Current auditory brainstem implants have a number of limitations. One such limitation arises from the rigid materials from which ABIs are constructed. The brainstem is curved, and the rigidity of the materials mean that the implant may not conform well to the surface. Air gaps can form between the ABI and the brainstem, which can lead to excessive current spread. As a result, patients may experience unintended nerve activation, which can lead to side effects such as facial twitching or dizziness. To reduce the effects of unwanted nerve activation, doctors often turn off a majority of the electrodes, which reduces the quality of the perceived sound, rendering sounds vague and speech less intelligible.
A Soft Auditory Brainstem Implant
Researchers at the Laboratory for Soft Bioelectronic Interfaces at EPFL in Switzerland are developing a next-generation auditory brainstem implant made from softer, more flexible materials. Their device, which uses micrometer scale platinum electrodes embedded in silicone, is just a fraction of a millimeter thick, and is highly flexible. It’s hoped that this thinness and flexibility will improve contact with the brainstem, and reduce unintended nerve stimulation and its subsequent side effects.
Alix Trouillet, a former postdoctoral researcher at EPFL and co-first author of the study, says, “If the array naturally follows the brainstem’s curved anatomy, we can lower stimulation thresholds and maintain more active electrodes for high-resolution hearing.”
The new, more flexible materials also make the implant reconfigurable to fit different individuals’ brainstems.
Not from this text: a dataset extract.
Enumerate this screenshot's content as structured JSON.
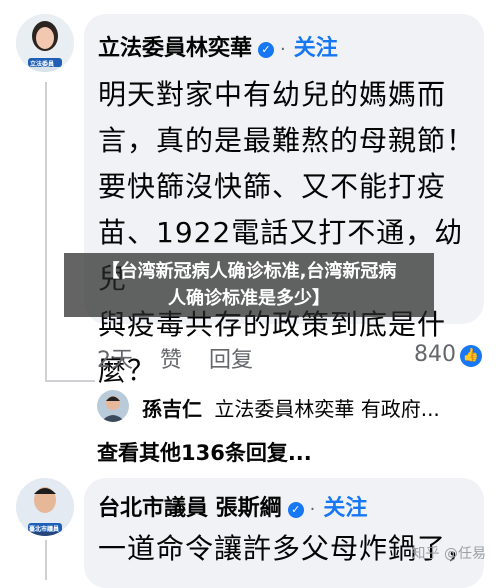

“The design freedom of microlithography is enormous,” says Trouillet. The researcher envisions a variety of configurations and layouts that will enable finer frequency-specific tuning. The current flexible ABI design, for example, has 11 electrodes. But future designs could house many more than that.
But before researchers could test the new ABI on macaques, they had to first figure out what the animals were actually hearing.
Emilie Revol, co-first author on the project and a former PhD student at EPFL said, “Half the challenge is coming up with a viable implant, the other half is teaching an animal to show us, behaviorally, what it actually hears.”
Toward that end, the researchers ran extensive behavioral tests on macaques with normal hearing, to measure how well they could distinguish electrical stimulation patterns. Revol trained the macaques with normal hearing to press and release a lever to indicate whether consecutive tones were the same or different.
After that, the researchers introduced electrical stimulation from the soft ABI in a step by step manner, blending that stimulation with normal tones, so that the test animals could bridge the difference between acoustic and prosthetic hearing.
“Ultimately,” Revol said, “the goal was then to see if the animal could detect small shifts from one electrode pair to another when only stimulating the soft ABI. Our results suggest that the animal treated these pulses almost the same way it treated real sounds.”
Animal testing also appears to confirm the new, flexible unit’s increased comfort and decreased side effects. The researchers reported that the test animals showed no signs of discomfort or facial twitching, and they pressed the lever to trigger stimulation over and over.
“If the prosthetic input had been unpleasant,” Revol says, “it probably would have stopped.”
Researchers reported that the implants stayed in place in test animals for several months, with no measurable electrode migration, which can be an issue with standard ABIs.
The Next Steps
Despite these promising developments, the road to market for the soft ABI will involve additional regulatory and research steps, including human testing. In addition, each and every material within the implant must demonstrate robust, long-term reliability.
Nonetheless, for patients with hearing loss types that are incompatible with cochlear implants, these developments are hopeful.